Та разновидность модернити, которая была целью, равно как и концептуальной основой классической критической теории, ретроспективно кажется «тяжеловатой» для современной «легкой» модернити; лучше даже сказать - «твердой», в отличие от «жидкой» или «разжиженной»; сконденсированной, а не дисперсной; наконец, системной в противоположность сетеобразной.

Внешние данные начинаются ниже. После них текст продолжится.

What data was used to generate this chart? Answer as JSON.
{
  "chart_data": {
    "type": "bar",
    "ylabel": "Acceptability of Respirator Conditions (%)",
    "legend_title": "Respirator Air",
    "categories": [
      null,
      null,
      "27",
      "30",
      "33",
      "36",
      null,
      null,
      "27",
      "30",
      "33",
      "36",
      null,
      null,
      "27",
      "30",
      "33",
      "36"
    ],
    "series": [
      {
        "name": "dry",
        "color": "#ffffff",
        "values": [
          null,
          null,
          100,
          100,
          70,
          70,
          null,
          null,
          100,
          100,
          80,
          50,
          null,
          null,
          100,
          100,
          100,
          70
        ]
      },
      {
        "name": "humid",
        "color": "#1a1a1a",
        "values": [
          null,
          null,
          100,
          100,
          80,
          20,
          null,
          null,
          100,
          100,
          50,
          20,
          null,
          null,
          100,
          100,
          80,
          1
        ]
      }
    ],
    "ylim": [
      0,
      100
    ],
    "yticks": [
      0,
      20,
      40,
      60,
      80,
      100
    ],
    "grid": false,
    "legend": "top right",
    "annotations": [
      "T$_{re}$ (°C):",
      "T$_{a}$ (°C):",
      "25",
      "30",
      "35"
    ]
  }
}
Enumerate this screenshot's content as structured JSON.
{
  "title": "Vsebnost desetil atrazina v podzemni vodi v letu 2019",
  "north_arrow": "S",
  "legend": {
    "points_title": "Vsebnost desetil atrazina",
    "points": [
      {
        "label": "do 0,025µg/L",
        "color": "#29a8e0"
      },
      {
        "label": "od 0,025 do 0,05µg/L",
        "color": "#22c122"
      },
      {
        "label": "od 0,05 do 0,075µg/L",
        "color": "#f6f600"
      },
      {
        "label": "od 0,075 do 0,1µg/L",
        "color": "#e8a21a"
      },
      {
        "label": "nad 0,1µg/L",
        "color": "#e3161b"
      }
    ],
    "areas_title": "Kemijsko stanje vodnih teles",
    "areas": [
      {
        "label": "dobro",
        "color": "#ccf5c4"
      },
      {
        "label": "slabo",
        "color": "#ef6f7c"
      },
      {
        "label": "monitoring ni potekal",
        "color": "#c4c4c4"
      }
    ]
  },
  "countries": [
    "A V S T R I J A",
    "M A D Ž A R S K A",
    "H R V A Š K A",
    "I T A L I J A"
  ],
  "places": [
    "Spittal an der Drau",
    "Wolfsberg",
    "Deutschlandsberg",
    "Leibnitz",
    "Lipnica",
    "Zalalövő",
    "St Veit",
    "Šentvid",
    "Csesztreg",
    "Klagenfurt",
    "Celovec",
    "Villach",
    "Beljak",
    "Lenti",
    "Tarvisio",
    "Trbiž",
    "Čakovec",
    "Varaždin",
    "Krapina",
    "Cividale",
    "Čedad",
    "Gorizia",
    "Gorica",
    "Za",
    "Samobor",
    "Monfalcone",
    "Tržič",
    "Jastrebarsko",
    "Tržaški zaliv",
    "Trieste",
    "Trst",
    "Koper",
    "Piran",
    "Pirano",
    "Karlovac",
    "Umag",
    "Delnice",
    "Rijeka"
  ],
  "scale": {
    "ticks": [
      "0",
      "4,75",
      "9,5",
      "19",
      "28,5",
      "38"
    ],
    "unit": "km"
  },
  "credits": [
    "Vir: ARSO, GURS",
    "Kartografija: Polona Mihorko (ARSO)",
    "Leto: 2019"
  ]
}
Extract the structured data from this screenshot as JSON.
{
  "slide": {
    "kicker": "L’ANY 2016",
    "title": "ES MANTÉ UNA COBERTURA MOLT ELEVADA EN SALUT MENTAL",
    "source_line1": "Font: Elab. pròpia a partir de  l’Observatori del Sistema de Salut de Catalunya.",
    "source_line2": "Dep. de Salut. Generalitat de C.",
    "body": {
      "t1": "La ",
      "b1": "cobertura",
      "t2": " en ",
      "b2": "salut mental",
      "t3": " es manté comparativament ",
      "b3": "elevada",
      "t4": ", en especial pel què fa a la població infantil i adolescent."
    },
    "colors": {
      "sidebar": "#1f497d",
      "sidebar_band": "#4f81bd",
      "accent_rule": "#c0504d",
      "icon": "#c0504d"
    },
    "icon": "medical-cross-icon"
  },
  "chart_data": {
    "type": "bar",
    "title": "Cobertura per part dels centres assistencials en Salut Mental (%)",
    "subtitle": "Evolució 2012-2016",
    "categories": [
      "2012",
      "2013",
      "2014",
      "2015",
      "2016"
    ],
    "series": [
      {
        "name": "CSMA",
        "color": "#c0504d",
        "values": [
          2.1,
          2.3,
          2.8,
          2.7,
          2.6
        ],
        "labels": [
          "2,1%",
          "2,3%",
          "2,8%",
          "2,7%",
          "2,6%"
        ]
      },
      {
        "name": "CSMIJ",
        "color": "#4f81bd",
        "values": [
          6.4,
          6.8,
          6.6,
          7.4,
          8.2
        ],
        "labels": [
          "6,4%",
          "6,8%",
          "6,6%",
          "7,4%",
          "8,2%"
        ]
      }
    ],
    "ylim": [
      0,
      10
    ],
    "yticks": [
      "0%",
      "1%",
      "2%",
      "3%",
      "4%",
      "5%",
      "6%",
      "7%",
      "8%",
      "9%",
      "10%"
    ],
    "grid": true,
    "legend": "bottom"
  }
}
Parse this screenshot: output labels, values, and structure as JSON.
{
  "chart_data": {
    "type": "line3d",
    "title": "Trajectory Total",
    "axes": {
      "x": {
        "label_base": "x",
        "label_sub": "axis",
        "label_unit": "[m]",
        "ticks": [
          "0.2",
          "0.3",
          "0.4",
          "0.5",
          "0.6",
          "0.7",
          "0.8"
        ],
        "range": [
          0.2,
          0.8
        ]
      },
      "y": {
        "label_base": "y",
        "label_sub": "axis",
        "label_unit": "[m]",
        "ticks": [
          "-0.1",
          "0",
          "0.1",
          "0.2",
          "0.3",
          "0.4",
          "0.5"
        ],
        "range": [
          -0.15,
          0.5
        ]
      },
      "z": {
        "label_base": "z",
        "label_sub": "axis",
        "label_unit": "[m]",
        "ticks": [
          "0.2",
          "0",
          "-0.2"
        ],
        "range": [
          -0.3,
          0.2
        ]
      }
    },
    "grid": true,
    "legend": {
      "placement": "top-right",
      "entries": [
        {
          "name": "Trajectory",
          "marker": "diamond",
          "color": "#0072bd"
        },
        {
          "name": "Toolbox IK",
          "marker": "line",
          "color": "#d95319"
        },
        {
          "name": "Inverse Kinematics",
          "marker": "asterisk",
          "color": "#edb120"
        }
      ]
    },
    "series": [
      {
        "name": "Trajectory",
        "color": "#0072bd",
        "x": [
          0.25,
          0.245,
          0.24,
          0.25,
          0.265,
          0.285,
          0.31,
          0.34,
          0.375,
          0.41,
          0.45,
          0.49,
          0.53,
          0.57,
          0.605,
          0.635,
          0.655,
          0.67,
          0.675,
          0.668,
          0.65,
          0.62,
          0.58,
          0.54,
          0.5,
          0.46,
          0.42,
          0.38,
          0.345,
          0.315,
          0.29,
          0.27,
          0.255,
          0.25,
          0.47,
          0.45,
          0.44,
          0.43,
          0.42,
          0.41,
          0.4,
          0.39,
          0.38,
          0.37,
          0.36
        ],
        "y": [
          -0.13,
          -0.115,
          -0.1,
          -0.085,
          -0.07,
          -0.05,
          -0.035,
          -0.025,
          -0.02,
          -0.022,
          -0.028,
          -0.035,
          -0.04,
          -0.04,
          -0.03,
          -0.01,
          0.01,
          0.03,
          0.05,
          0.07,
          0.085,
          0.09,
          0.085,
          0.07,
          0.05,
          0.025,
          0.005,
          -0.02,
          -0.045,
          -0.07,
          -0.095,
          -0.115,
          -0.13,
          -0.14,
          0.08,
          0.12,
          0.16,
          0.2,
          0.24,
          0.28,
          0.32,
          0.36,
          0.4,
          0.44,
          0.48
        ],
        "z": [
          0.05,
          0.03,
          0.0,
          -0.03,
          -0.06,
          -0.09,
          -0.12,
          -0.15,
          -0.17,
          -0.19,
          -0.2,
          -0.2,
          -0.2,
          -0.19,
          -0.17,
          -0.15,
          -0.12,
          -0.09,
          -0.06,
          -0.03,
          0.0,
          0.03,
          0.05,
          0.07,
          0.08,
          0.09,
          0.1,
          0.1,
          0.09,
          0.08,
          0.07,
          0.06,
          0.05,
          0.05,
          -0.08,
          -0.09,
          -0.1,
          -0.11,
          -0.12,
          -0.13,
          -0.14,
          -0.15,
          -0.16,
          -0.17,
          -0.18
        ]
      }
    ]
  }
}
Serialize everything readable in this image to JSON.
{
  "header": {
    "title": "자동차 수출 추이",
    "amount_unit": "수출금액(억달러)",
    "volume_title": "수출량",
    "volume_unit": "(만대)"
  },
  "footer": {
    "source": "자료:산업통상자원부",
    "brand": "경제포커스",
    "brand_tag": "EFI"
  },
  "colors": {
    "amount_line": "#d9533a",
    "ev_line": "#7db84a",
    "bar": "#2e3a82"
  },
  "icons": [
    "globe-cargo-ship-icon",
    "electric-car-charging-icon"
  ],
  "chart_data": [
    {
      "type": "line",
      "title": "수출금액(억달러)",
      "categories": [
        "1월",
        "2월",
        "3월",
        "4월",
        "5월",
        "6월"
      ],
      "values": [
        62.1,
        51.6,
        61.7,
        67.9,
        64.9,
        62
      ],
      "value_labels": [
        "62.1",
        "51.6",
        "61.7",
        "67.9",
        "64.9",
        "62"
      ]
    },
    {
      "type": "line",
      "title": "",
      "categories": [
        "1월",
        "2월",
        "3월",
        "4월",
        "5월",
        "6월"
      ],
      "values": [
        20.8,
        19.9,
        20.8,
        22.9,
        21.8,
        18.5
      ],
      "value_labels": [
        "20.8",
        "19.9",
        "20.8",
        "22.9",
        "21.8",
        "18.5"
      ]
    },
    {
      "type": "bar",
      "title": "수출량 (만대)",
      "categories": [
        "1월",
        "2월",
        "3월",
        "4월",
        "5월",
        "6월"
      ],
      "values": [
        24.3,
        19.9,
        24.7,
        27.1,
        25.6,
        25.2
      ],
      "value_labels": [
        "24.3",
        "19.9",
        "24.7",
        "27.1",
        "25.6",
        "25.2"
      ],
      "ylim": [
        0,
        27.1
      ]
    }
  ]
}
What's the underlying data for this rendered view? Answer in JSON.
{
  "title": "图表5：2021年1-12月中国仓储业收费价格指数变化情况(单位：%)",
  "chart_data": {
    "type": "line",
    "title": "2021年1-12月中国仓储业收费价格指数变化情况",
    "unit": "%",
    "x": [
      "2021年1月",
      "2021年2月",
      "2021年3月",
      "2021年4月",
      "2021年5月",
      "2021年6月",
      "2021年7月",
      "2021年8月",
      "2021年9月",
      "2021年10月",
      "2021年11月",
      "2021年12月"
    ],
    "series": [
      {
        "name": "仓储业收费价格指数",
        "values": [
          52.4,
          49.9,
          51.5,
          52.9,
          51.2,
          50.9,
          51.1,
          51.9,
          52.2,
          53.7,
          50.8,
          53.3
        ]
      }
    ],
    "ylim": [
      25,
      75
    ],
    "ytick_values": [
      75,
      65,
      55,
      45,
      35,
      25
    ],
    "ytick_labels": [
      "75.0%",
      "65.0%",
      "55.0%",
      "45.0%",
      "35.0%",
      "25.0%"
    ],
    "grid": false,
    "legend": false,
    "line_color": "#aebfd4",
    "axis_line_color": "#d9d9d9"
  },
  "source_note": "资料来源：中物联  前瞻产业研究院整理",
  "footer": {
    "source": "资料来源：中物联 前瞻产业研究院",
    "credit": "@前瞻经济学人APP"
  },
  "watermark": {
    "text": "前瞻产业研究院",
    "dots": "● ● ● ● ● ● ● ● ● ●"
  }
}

То была разновидность модернити, чреватая тенденцией к тоталитаризму; тоталитарное общество принудительного и вынужденного единообразия постоянно маячило на горизонте как ее конечный пункт, неискоренимая угроза, не изгнанный окончательно злой дух. Такая модернити выступала заклятым врагом случайности, разнообразия, двусмысленности, непокорности и идиосинкразии, готовым к их преследованию и истреблению; но в конечном счете первой жертвой такого крестового похода могли стать именно свобода и автономия. Важнейшими символами такой модернити были: фордистская фабрика, которая свела деятельность людей к простым, рутинным и в основном предписанным операциям, предназначенным для неукоснительного и механического повторения, не предполагающего напряжения умственных способностей и не допускающего спонтанности и личной инициативы; бюрократия, родственная, по крайней мере по самой своей природе, идеальной модели Макса Вебера, согласно которой личные особенности и общественные связи чиновников как бы сдавались в гардероб при входе, вместе со шляпами, зонтами и пальто, дабы те, кто попал внутрь, могли руководствоваться в своих действиях лишь командами и письменными уложениями на протяжении всего времени, пока они там остаются; поселения с их смотровыми вышками и жителями, которые не могли рассчитывать даже на временную утрату бдительности надзирателей; Старший Брат, который никогда не дремлет и всегда без промедления вознаграждает лояльных и наказывает строптивых; наконец, концентрационный лагерь (к которому позднее в этом антипантеоне современного зла присоединился гулаг), место, где пределы человеческой покорности проверяются в лабораторных условиях, а заподозренные в нарушении этих пределов направляются в газовые камеры и крематории Освенцима.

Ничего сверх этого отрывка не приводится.